Variants of the novel coronavirus are the biggest risk for the US economic recovery, Minneapolis Federal Reserve Bank President Neel Kashkari has said.
"The biggest risks that I see to the recovery are these variants," Kashkari told the Economic Club of New York, mentioning one variant of the virus which is dominant in parts of the US and easily infects younger people, Xinhua reported.
If organisations including daycare centres and schools need to be closed in response to the spread, that could "set us back", he said.
"That's not my basecase scenario but that's what the healthcare experts that I consult with are warning me about," he added.
Meanwhile, with two COVID-19 vaccines now under scrutiny for possible links to very rare cases of blood clots in the brain, U.S. government scientists are focusing on whether the specific technology behind the shots may be contributing to the risk, Reuters reported.
The U.S. Food and Drug Administration on Tuesday recommended temporarily halting use of the Johnson & Johnson vaccine after reports of six cases of CVST in women under age 50 among some 7 million people who received the shot in the United States.
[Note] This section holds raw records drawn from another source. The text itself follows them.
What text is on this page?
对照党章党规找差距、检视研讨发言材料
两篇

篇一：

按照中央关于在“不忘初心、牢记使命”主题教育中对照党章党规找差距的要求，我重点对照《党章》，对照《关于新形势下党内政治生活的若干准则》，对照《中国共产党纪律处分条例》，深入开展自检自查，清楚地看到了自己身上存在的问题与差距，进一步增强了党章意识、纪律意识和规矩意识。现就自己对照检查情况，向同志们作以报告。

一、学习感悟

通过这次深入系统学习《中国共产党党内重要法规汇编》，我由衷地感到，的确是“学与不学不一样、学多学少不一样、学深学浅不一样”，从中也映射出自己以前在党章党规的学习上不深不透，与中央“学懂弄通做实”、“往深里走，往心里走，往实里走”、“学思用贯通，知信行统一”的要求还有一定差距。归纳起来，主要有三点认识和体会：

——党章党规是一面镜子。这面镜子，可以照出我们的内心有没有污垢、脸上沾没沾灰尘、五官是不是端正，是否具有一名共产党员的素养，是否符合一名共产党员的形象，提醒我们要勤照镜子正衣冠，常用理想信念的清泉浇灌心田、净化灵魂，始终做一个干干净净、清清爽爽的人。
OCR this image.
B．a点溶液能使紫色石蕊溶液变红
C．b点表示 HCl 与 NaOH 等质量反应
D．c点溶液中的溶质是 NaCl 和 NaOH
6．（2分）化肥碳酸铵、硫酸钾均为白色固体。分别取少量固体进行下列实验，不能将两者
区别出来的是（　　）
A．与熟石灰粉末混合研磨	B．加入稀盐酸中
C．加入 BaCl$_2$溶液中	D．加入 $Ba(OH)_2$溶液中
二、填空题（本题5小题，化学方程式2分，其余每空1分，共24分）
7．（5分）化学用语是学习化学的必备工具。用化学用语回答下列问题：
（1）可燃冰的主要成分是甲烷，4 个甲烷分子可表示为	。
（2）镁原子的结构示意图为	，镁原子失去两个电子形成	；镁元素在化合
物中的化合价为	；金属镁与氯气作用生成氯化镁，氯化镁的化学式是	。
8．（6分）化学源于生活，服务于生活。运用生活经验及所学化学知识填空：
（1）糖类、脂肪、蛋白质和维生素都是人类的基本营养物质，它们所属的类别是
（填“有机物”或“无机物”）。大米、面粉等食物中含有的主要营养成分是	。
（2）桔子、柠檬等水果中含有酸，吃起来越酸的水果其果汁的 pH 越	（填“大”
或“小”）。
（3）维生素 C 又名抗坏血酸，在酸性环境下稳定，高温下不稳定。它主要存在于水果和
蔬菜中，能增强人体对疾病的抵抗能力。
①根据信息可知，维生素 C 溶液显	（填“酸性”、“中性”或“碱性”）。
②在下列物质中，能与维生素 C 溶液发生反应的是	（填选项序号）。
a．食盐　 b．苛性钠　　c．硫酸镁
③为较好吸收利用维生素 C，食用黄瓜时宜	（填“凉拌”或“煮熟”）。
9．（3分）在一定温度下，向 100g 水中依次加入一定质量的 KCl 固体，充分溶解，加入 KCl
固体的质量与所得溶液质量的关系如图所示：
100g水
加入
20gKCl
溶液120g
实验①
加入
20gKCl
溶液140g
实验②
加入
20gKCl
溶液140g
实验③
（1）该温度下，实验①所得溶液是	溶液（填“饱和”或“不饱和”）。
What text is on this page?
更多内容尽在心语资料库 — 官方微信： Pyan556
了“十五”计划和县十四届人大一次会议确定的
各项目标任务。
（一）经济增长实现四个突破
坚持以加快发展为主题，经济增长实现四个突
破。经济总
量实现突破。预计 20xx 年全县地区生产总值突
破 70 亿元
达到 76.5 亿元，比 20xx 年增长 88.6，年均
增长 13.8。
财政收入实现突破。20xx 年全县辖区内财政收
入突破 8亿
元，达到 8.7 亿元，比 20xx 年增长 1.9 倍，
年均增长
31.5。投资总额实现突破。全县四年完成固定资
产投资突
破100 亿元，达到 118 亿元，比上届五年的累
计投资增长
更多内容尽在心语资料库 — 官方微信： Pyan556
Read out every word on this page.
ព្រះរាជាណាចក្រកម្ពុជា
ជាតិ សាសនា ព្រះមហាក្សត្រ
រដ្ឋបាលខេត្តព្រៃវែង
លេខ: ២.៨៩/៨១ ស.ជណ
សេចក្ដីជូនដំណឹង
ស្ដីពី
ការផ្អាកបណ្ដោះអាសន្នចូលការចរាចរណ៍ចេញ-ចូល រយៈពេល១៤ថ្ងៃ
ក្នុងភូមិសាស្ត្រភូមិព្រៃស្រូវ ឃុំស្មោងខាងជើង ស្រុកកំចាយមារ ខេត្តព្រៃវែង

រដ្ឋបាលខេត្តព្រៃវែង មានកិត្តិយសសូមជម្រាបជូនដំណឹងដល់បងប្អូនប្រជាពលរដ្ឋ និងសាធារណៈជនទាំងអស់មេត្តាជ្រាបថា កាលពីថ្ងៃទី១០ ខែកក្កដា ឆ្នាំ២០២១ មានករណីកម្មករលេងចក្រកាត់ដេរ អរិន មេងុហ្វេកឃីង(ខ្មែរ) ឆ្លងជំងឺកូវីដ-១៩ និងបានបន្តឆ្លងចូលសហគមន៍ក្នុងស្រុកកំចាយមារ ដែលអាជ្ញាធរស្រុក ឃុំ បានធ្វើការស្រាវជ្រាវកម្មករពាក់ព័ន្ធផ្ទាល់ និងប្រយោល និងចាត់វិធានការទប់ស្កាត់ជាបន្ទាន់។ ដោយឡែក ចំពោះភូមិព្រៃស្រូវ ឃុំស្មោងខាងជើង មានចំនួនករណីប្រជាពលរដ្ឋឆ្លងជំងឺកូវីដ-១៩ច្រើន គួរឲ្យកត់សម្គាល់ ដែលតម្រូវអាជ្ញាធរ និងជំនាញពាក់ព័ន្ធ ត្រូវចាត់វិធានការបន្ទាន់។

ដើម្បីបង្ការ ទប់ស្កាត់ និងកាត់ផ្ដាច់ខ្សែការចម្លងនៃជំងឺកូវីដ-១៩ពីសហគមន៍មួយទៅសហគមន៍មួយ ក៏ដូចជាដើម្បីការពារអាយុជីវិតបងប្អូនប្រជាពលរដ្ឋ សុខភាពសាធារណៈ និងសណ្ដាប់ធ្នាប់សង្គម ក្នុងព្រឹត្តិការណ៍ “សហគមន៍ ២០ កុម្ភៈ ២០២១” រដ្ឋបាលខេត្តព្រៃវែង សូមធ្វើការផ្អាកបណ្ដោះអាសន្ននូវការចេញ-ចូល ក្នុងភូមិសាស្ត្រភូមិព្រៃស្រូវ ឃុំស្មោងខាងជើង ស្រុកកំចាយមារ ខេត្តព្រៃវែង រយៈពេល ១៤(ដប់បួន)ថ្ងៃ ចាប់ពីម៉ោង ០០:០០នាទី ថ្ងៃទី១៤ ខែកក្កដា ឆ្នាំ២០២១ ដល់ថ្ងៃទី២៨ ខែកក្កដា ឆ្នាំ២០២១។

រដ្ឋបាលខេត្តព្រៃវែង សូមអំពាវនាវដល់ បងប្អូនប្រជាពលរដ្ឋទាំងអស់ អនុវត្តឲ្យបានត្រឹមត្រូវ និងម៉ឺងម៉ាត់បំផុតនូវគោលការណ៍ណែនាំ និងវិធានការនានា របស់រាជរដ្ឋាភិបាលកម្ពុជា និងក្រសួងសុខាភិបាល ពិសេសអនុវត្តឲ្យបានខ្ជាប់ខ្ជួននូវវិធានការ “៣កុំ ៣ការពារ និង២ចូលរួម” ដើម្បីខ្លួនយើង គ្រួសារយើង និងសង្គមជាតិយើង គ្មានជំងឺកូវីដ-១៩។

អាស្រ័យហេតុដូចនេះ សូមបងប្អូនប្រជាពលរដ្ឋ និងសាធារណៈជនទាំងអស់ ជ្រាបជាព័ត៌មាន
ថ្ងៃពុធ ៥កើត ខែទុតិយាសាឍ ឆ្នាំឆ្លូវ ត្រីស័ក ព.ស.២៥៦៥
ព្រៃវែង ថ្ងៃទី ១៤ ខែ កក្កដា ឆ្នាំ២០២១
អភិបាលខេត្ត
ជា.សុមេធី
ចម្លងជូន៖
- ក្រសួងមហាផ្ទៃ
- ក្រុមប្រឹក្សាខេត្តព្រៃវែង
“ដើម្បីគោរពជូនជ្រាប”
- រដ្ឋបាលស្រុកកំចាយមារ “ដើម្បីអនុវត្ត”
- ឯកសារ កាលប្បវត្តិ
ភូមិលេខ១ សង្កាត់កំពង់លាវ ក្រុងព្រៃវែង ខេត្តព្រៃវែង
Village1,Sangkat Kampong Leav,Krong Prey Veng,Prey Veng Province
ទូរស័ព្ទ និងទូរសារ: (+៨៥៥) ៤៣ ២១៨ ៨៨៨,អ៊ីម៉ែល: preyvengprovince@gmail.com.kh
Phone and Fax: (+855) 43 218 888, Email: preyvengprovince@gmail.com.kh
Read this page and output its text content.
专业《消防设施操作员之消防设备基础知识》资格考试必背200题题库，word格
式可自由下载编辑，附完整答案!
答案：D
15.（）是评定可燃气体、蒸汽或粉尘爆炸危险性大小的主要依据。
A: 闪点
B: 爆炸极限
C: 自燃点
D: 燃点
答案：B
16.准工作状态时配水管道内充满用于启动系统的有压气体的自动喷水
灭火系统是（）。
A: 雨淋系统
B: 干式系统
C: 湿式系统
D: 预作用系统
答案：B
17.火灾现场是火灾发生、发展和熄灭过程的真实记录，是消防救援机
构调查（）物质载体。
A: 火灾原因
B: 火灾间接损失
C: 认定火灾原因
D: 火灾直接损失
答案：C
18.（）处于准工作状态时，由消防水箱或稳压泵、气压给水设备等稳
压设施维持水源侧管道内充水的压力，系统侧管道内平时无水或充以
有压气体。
In Europe, health regulators said last week there was a possible link between the AstraZeneca Plc vaccine and 169 cases of a rare brain blood clot known as cerebral venous sinus thrombosis (CVST), accompanied by a low blood platelet count, out of 34 million shots administered in the European Economic Area.
Both vaccines are based on a new technology using adenoviruses, which cause the common cold, that have been modified to essentially render them harmless. The viruses are employed as vectors to ferry instructions for human cells to make proteins found on the surface of the coronavirus, priming the immune system to make antibodies that fight off the actual virus.